First of all, locating the renal stones may be difficult due to position of the kidney over the bony pelvis. The clearance of stone fragments can be limited, especially with lower calyceal stones. Subsequently, if the steinstrasse forms, it is difficult to access the lead fragment by retrograde ureteroscopy as mentioned above and one may have to resort to mPCNL for either a residual fragment or a steinstrasse. Finally, ESWL appears to require several treatment sessions and auxiliary procedures. Chellcombe et al. reported that of the 13 patients treated by ESWL, eight required several sessions and another 8 required a ureteric stent insertion before a second procedure and 04 required a nephrostomy tube to relieve obstruction.

3 Points to Remember

  • PCNL in congenital anomalies like HSKs, cystic diseases like ADPKD and in situations like renal allograft lithiasis may be more technically demanding and with lower stone clearance rates, than in normal kidneys.

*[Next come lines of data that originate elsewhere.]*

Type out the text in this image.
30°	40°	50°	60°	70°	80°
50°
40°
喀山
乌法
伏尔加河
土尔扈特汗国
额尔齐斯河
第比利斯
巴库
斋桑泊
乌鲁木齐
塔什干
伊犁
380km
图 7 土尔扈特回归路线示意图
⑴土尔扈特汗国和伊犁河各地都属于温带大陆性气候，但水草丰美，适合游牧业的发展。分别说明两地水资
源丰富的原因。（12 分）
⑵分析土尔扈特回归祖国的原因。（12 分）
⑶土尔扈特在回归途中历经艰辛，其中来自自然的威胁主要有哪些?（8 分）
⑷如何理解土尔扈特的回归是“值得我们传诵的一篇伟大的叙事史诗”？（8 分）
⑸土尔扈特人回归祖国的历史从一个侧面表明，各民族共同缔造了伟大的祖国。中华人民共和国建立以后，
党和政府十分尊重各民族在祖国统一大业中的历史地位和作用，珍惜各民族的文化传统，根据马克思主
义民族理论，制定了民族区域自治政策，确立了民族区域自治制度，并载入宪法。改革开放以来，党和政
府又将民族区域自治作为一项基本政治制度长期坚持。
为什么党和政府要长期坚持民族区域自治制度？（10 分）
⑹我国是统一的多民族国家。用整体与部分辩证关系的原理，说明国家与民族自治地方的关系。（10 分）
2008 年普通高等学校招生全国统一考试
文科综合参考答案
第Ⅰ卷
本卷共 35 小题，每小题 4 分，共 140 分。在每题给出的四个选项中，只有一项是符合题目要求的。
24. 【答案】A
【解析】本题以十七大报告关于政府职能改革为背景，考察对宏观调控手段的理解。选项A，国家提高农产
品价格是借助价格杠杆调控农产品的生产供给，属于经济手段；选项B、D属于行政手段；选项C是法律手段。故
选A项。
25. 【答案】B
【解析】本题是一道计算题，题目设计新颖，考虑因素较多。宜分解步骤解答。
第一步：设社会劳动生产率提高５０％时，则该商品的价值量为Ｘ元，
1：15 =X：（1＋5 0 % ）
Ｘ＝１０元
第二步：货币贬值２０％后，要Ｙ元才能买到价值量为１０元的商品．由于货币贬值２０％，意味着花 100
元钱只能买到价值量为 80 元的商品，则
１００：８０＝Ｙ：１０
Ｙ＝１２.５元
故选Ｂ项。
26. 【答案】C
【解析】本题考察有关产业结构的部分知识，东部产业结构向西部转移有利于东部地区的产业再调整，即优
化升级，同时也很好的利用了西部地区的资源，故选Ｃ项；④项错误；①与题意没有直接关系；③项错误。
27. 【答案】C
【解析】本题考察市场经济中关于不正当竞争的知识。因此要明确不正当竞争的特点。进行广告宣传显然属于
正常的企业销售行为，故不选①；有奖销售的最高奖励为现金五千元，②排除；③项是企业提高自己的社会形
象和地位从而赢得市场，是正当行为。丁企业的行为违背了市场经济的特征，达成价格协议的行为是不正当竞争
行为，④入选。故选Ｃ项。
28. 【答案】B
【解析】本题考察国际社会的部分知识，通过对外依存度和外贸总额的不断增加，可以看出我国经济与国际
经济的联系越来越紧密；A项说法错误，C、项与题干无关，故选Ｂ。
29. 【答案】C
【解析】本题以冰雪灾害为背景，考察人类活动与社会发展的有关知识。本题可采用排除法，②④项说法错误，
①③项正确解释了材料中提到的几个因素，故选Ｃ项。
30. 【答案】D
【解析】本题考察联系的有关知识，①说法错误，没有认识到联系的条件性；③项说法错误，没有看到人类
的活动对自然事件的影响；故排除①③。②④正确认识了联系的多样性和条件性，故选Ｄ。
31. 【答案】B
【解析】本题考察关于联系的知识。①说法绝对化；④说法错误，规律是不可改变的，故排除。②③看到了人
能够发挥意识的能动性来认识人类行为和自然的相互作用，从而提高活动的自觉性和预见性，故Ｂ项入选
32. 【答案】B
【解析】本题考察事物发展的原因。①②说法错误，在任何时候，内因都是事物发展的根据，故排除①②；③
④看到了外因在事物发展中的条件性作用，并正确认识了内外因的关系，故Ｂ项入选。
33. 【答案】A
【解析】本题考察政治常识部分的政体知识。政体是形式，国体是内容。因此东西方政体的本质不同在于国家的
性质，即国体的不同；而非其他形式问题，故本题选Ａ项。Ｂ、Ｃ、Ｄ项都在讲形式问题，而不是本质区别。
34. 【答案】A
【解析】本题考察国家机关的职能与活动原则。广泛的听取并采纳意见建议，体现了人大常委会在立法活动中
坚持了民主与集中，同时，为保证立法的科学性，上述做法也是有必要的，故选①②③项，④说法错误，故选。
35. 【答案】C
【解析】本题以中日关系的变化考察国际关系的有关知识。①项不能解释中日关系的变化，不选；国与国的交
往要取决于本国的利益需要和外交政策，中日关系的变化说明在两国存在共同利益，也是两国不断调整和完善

  • In spite of the technical challenges, it is still the procedure of choice in such situations for large renal calculi.

  • mPCNL overcomes a lot of potential adverse effects of using the larger standard PCNL instruments in such situations and also has the theoretical advantage of greater stone clearance due to greater maneuverability inside the PCS.

  • Modifications of patient positioning, techniques of puncture, use of combined ultrasound and fluoroscopic guidance and miniaturization of instruments allow us to overcome these challenges to a great extent.